Connective Tissue Pathology

Question 1

Osteogenesis imperfecta definition and genes affected

Answer 1

Deficiencies in synthesis of type 1 collagen

most common inherited disorder

Genes affected are COL1A1 and COL1A2
- causes substitution in glycine residues which disrupts the triple helical structure of collagen making it not work.

Question 2

Osteogenesis imperfecta clinical signs

Answer 2

Blue sclera: caused by visualization of the underlying choroid in the eye

Hearing loss: related to abnormal development of the bones of the ear.

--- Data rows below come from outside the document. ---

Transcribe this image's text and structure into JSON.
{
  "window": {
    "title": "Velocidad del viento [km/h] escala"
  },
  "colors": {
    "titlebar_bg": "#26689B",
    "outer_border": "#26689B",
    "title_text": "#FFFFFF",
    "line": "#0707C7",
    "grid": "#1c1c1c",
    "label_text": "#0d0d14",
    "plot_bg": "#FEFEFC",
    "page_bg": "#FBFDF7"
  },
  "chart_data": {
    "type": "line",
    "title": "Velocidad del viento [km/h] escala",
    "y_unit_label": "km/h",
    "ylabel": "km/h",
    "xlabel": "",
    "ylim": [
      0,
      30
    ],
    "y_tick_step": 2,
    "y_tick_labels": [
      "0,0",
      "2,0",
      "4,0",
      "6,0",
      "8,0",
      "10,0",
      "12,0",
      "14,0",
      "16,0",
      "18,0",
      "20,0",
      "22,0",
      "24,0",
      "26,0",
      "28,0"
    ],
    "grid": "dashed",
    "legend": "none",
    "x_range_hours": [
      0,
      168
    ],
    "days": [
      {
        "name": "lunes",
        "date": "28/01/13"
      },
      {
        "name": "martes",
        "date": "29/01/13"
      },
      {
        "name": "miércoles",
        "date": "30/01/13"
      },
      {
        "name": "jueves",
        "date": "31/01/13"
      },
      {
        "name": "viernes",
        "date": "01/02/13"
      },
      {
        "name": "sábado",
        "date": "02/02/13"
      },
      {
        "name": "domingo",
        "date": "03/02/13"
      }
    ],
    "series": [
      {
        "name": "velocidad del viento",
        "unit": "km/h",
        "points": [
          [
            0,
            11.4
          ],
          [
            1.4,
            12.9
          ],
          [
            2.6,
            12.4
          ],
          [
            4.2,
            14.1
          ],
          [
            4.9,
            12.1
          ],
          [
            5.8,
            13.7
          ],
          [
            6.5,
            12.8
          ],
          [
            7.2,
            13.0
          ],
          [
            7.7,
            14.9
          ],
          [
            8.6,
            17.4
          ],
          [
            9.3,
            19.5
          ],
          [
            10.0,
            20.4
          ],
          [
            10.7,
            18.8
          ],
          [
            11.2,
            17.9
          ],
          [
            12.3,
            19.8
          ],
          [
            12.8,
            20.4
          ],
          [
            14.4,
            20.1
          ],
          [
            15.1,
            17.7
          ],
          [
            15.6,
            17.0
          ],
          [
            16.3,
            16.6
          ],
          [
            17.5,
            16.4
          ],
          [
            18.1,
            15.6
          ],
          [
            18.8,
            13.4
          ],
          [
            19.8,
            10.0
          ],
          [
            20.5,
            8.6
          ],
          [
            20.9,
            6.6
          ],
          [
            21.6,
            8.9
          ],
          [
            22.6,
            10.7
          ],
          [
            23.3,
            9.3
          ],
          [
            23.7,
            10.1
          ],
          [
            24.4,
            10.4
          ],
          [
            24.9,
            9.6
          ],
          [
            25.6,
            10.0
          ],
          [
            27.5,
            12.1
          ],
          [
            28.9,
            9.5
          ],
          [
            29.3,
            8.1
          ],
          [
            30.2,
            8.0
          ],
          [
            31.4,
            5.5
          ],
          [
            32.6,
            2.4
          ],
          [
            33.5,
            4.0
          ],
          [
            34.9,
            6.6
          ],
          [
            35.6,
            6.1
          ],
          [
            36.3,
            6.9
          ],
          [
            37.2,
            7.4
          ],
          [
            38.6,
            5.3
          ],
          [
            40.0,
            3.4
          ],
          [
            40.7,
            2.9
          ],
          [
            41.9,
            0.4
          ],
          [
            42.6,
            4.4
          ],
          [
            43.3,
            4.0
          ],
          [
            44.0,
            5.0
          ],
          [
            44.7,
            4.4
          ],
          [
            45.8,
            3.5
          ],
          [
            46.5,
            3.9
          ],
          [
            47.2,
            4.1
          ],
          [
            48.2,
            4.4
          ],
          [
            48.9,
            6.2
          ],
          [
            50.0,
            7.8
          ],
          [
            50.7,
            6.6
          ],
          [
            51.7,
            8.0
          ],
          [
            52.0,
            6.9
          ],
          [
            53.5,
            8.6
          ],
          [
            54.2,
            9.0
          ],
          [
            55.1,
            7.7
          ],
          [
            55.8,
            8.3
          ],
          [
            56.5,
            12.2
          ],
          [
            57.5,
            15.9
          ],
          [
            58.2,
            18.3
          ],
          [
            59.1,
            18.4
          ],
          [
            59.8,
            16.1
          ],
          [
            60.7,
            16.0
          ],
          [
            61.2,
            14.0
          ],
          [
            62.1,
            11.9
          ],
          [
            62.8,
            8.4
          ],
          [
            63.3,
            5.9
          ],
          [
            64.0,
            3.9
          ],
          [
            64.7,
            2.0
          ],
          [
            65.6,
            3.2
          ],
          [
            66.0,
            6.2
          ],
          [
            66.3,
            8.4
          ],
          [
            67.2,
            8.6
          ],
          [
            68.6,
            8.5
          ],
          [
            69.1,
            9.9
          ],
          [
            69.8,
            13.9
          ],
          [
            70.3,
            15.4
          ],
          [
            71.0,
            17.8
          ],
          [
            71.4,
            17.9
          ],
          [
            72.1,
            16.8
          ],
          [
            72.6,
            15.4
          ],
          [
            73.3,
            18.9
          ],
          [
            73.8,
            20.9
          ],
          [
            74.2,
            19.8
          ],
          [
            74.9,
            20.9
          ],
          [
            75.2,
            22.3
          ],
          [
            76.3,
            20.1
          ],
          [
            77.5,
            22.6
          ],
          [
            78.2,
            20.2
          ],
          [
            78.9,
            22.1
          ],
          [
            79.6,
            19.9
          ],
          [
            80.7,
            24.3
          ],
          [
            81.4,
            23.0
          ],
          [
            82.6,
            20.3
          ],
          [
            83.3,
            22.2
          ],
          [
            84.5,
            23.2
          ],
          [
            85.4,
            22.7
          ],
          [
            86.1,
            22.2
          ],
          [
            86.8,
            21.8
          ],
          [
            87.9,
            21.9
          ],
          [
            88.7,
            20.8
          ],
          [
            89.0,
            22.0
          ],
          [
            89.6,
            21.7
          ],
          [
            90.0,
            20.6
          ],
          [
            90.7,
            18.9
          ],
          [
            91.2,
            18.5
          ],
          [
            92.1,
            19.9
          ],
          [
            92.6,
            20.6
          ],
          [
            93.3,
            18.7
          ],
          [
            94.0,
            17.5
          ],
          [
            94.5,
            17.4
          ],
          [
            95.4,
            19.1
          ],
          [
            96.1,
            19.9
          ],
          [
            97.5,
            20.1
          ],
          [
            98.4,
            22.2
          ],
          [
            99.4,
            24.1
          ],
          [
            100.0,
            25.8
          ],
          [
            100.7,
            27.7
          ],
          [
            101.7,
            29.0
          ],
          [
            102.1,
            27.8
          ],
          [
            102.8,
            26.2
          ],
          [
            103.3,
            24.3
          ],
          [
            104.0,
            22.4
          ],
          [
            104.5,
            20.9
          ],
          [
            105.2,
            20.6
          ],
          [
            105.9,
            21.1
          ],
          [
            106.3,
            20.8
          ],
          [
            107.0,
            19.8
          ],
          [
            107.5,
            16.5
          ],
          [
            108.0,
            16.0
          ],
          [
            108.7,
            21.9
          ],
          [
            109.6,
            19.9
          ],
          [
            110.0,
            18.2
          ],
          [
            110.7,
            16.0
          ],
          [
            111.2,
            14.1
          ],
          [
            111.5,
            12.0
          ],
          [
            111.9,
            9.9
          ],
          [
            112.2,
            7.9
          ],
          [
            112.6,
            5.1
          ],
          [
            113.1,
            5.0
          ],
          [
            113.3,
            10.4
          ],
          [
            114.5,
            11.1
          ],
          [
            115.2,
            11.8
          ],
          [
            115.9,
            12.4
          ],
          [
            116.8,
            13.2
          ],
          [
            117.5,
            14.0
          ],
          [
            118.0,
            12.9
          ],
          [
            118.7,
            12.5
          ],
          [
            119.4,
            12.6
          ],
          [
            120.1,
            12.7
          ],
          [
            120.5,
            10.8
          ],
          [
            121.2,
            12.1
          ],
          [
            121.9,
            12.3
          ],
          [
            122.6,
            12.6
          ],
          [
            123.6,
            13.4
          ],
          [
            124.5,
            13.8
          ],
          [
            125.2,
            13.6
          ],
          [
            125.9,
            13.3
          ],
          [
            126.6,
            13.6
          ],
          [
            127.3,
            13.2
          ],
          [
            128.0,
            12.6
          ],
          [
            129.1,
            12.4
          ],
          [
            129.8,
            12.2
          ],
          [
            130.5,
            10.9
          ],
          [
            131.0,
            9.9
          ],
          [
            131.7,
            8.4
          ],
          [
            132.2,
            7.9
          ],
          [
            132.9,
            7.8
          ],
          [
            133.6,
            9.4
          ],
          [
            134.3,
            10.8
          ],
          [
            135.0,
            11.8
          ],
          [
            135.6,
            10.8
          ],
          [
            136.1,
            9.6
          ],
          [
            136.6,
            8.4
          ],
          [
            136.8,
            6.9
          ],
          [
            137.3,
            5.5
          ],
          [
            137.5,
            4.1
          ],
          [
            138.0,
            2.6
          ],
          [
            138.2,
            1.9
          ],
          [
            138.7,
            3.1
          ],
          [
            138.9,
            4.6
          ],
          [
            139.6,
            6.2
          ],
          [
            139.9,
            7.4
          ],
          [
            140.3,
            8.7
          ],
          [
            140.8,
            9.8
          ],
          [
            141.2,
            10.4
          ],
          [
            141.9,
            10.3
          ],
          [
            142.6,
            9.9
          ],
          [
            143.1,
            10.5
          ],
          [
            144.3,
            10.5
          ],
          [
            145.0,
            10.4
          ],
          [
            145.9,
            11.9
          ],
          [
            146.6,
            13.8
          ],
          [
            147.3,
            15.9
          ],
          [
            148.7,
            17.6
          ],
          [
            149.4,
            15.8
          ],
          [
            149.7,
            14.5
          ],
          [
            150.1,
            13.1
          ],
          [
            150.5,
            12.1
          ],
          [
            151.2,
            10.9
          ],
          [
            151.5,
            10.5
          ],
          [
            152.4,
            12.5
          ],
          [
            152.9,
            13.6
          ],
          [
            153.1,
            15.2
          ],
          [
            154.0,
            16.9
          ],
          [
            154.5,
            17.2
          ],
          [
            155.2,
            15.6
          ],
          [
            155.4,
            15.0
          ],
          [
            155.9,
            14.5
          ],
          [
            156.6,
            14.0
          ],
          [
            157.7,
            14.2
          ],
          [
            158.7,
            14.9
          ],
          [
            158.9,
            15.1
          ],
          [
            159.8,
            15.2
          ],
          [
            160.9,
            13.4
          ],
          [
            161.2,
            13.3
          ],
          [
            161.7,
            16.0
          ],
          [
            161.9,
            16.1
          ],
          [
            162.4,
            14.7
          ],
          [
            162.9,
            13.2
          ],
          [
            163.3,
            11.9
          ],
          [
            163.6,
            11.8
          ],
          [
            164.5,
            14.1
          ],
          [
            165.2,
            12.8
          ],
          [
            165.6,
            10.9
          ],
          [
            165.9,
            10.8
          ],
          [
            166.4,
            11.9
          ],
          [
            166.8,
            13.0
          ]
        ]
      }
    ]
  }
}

Dental imperfections: related to deficiency in dentin and collagen.

Question 3

The severity of osteogenesis imperfecta is based on what?

Answer 3

How disrupted the helix structure of collagen is

• unable to form helix at all = death

Question 4

Marfan syndrome characteristics

Answer 4

Disorder of connective tissue by changes in skeleton, eyes and cardiovascular system.

Gene FBN1 Is mutated causing fibrillin-1 deficiency.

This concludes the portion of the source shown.